While business strengths are important, they are not differentiators. You need strengths just to stay in business. You need unique competitive advantages to grow and prosper, faster than your competition.

As the CEO of Christopherson Business Travel, I have approached the development of our unique competitive advantages as a science. I believe this is the only way to succeed in a highly competitive marketplace.

In order for something to be defined as a “unique competitive advantage,” I require that it pass a four-part test:
1.    It must be objective.
2.    It must be quantifiable.
3.    It can’t be a cliché.
4.    It can’t be claimed by our competitors.

For example, one of Christopherson’s unique competitive advantages is AirPortal 360™ Mobile, the first comprehensive mobile app developed to provide corporate travel managers the ability to manage their company’s travel program from their mobile phones.

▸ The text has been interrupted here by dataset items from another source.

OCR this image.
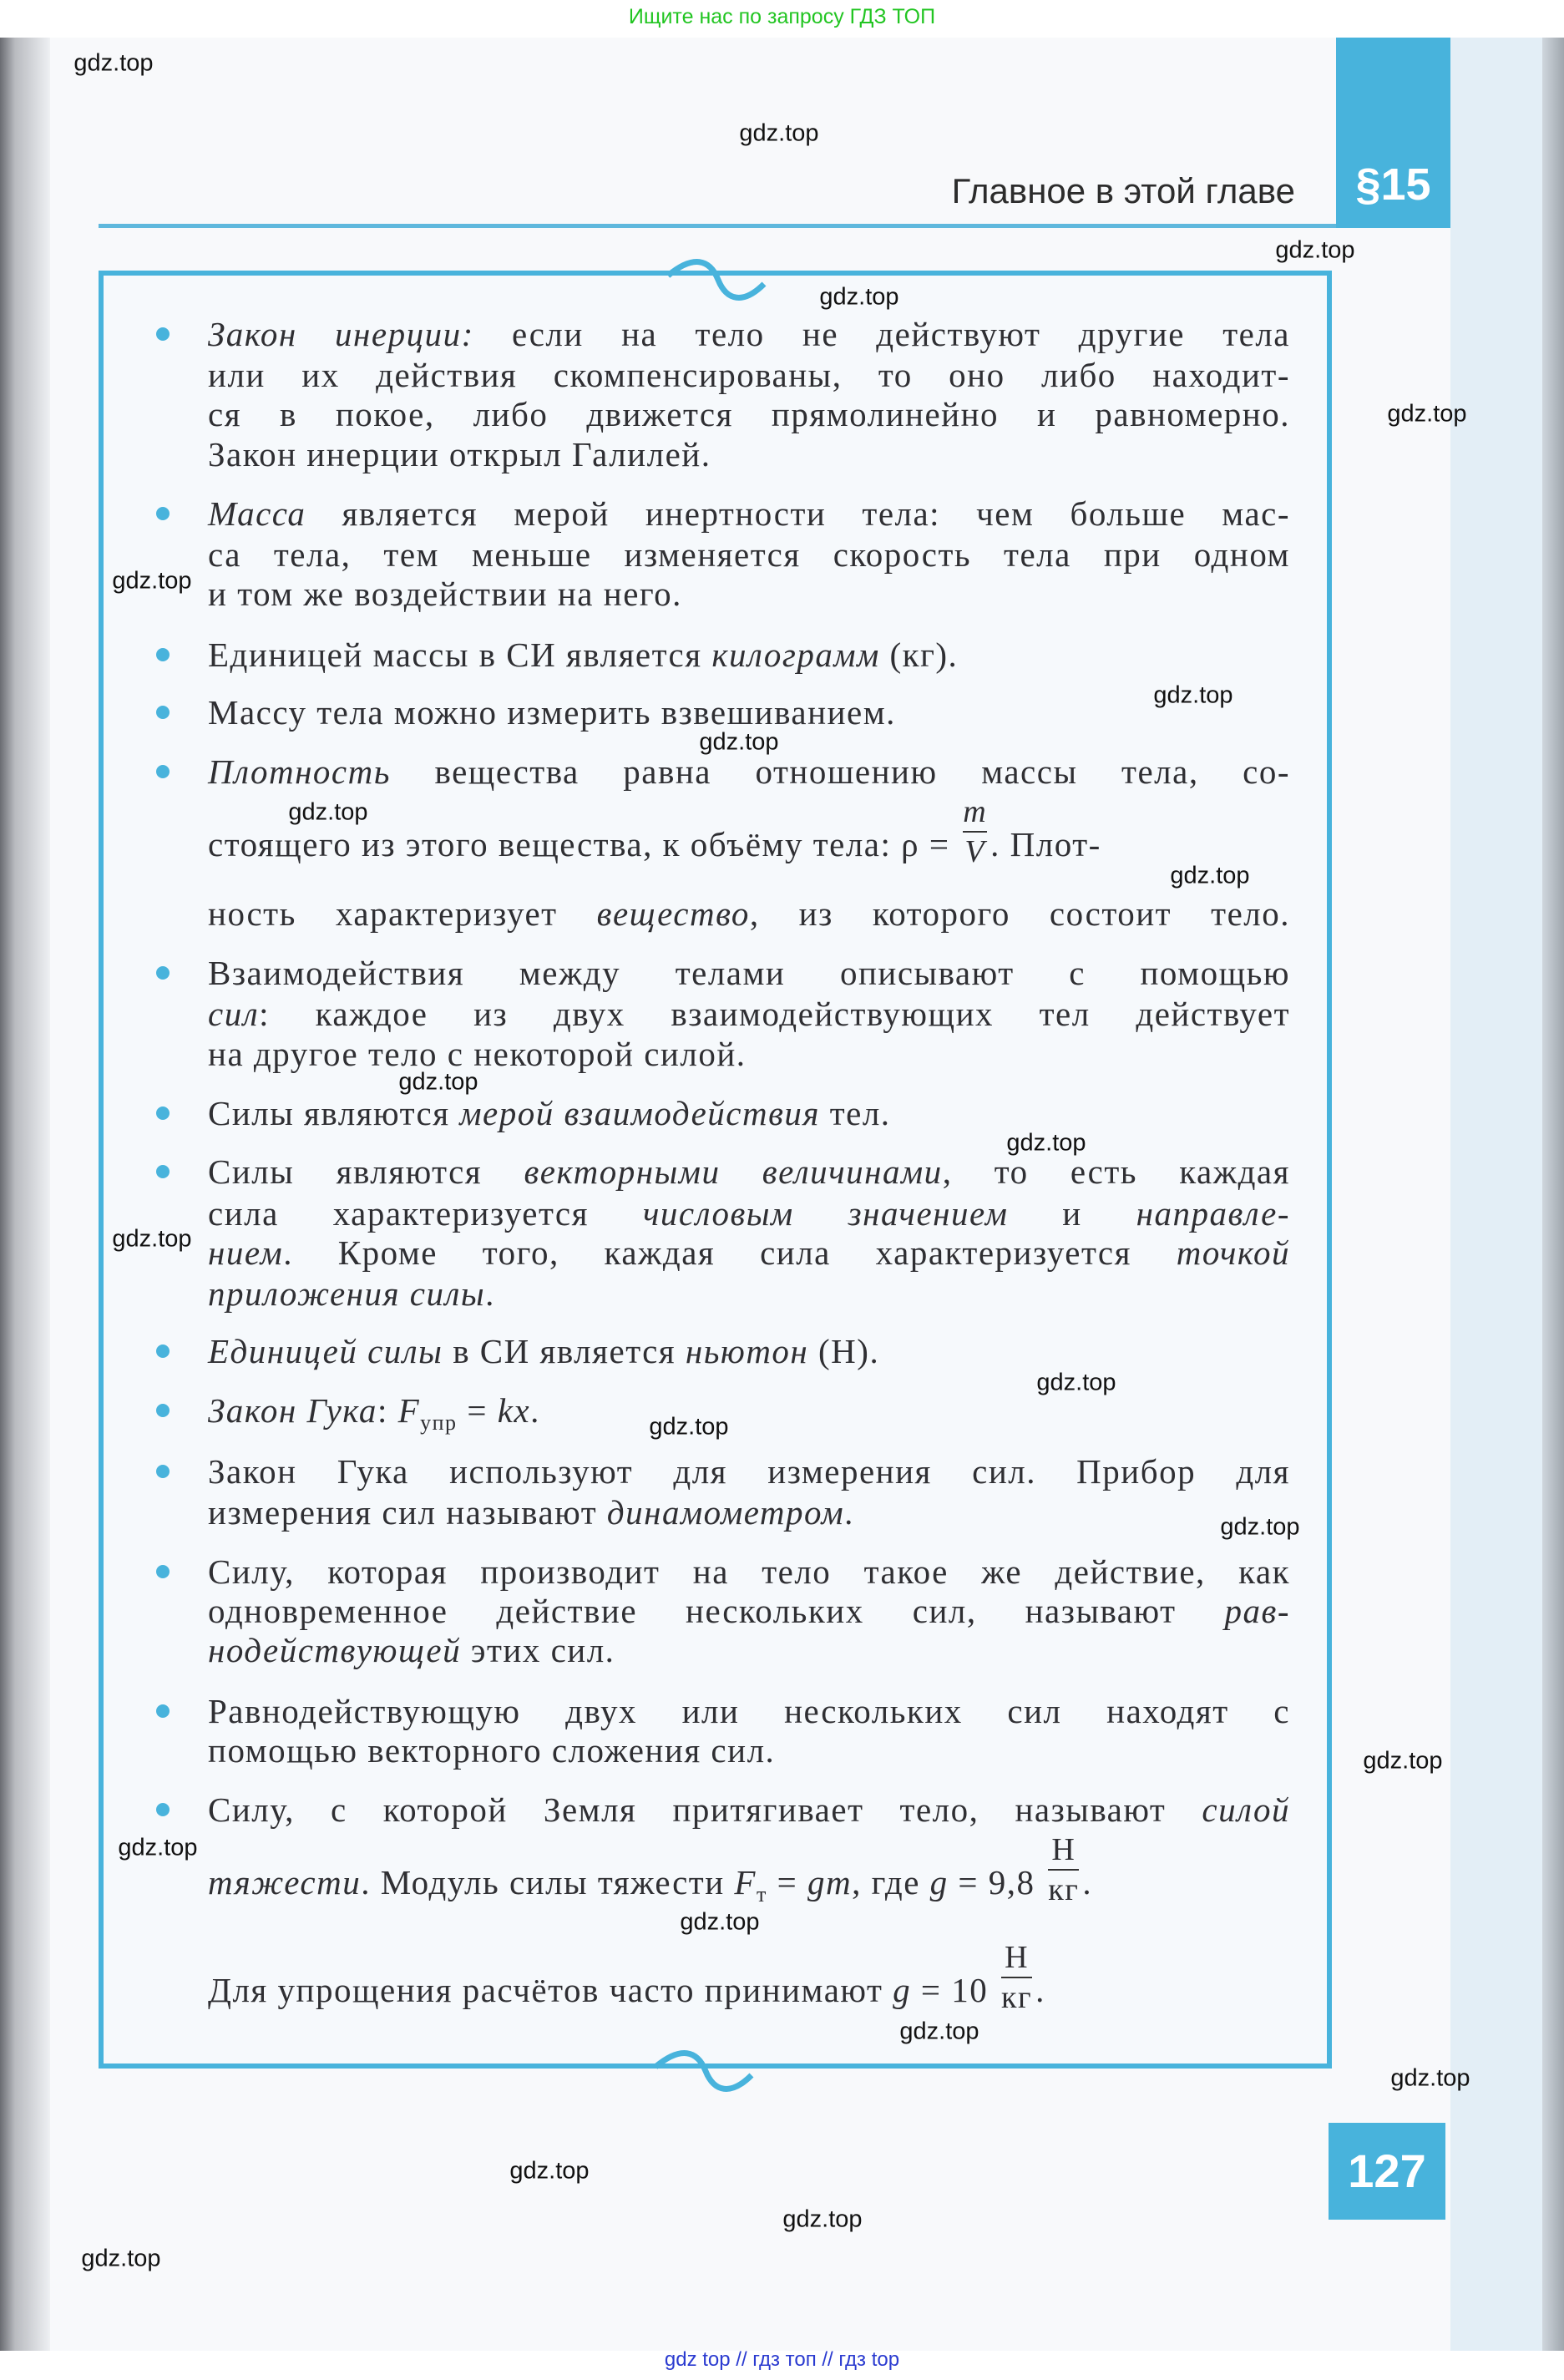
Ищите нас по запросу ГДЗ ТОП
§15
Главное в этой главе
Закон инерции: если на тело не действуют другие тела
или их действия скомпенсированы, то оно либо находит-
ся в покое, либо движется прямолинейно и равномерно.
Закон инерции открыл Галилей.
Масса является мерой инертности тела: чем больше мас-
са тела, тем меньше изменяется скорость тела при одном
и том же воздействии на него.
Единицей массы в СИ является килограмм (кг).
Массу тела можно измерить взвешиванием.
Плотность вещества равна отношению массы тела, со-
стоящего из этого вещества, к объёму тела: $\rho = \frac{m}{V}$ . Плот-
ность характеризует вещество, из которого состоит тело.
Взаимодействия между телами описывают с помощью
сил: каждое из двух взаимодействующих тел действует
на другое тело с некоторой силой.
Силы являются мерой взаимодействия тел.
Силы являются векторными величинами, то есть каждая
сила характеризуется числовым значением и направле-
нием. Кроме того, каждая сила характеризуется точкой
приложения силы.
Единицей силы в СИ является ньютон (Н).
Закон Гука: $F_{упр}$ = kx.
Закон Гука используют для измерения сил. Прибор для
измерения сил называют динамометром.
Силу, которая производит на тело такое же действие, как
одновременное действие нескольких сил, называют рав-
нодействующей этих сил.
Равнодействующую двух или нескольких сил находят с
помощью векторного сложения сил.
Силу, с которой Земля притягивает тело, называют силой
тяжести. Модуль силы тяжести $F_т$ = gm, где $g = 9,8 \frac{Н}{кг}$ .
Для упрощения расчётов часто принимают $g = 10 \frac{Н}{кг}$ .
127
gdz.top
gdz.top
gdz.top
gdz.top
gdz.top
gdz.top
gdz.top
gdz.top
gdz.top
gdz.top
gdz.top
gdz.top
gdz.top
gdz.top
gdz.top
gdz.top
gdz.top
gdz.top
gdz.top
gdz.top
gdz.top
gdz.top
gdz.top
gdz.top
gdz top // гдз топ // гдз top
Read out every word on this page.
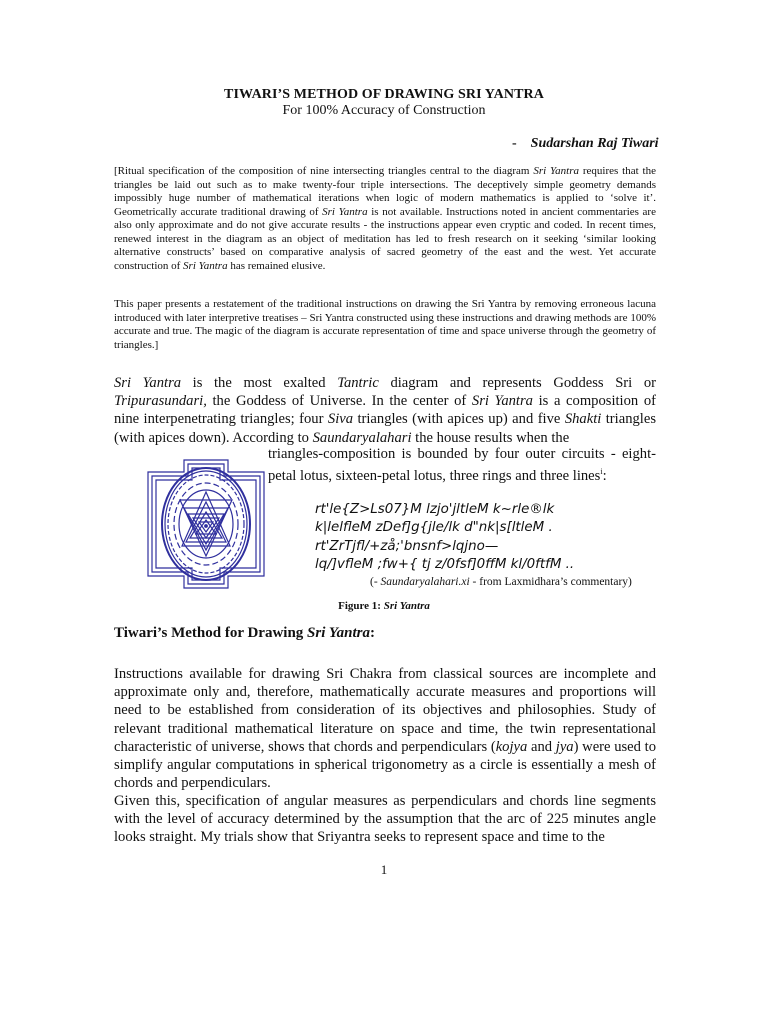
TIWARI’S METHOD OF DRAWING SRI YANTRA
For 100% Accuracy of Construction
- Sudarshan Raj Tiwari
[Ritual specification of the composition of nine intersecting triangles central to the diagram Sri Yantra requires that the triangles be laid out such as to make twenty-four triple intersections. The deceptively simple geometry demands impossibly huge number of mathematical iterations when logic of modern mathematics is applied to ‘solve it’. Geometrically accurate traditional drawing of Sri Yantra is not available. Instructions noted in ancient commentaries are also only approximate and do not give accurate results - the instructions appear even cryptic and coded. In recent times, renewed interest in the diagram as an object of meditation has led to fresh research on it seeking ‘similar looking alternative constructs’ based on comparative analysis of sacred geometry of the east and the west. Yet accurate construction of Sri Yantra has remained elusive.
This paper presents a restatement of the traditional instructions on drawing the Sri Yantra by removing erroneous lacuna introduced with later interpretive treatises – Sri Yantra constructed using these instructions and drawing methods are 100% accurate and true. The magic of the diagram is accurate representation of time and space universe through the geometry of triangles.]
Sri Yantra is the most exalted Tantric diagram and represents Goddess Sri or Tripurasundari, the Goddess of Universe. In the center of Sri Yantra is a composition of nine interpenetrating triangles; four Siva triangles (with apices up) and five Shakti triangles (with apices down). According to Saundaryalahari the house results when the
triangles-composition is bounded by four outer circuits - eight-petal lotus, sixteen-petal lotus, three rings and three lines$^i$:
rt'le{Z>Ls07}M lzjo'jltleM k~rle®lk
k|lelfleM zDef]g{jle/lk d"nk|s[ltleM .
rt'ZrTjfl/+zå;'bnsnf>lqjno—
lq/]vfleM ;fw+{ tj z/0fsf]0ffM kl/0ftfM ..
(- Saundaryalahari.xi - from Laxmidhara’s commentary)
Figure 1: Sri Yantra
Tiwari’s Method for Drawing Sri Yantra:
Instructions available for drawing Sri Chakra from classical sources are incomplete and approximate only and, therefore, mathematically accurate measures and proportions will need to be established from consideration of its objectives and philosophies. Study of relevant traditional mathematical literature on space and time, the twin representational characteristic of universe, shows that chords and perpendiculars (kojya and jya) were used to simplify angular computations in spherical trigonometry as a circle is essentially a mesh of chords and perpendiculars.
Given this, specification of angular measures as perpendiculars and chords line segments with the level of accuracy determined by the assumption that the arc of 225 minutes angle looks straight. My trials show that Sriyantra seeks to represent space and time to the
1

The introduction of this particular technology garnered a great deal of media attention and we continue to track the number of downloads and usage of the app. Additionally, over the last five years Christopherson has more than doubled in size, growing from a $240 million company in 2010, to a $510 million company in 2014, and has been ranked the eleventh largest travel management firm in the United States by Business Travel News.

Thus, judging by our growth rate, national rankings, media attention, customer usage, and the fact that no other company has developed or duplicated our proprietary technologies—measurables which are objective, quantifiable, not cliché, and can’t be claimed by our competitors—Christopherson can indeed present our technology to be a “unique competitive advantage.”

Taking an opportunity to evaluate claims of “unique competitive advantage” is a valuable exercise for any company of any size. Doing so can only strengthen your business model, marketing, and standing within your industry.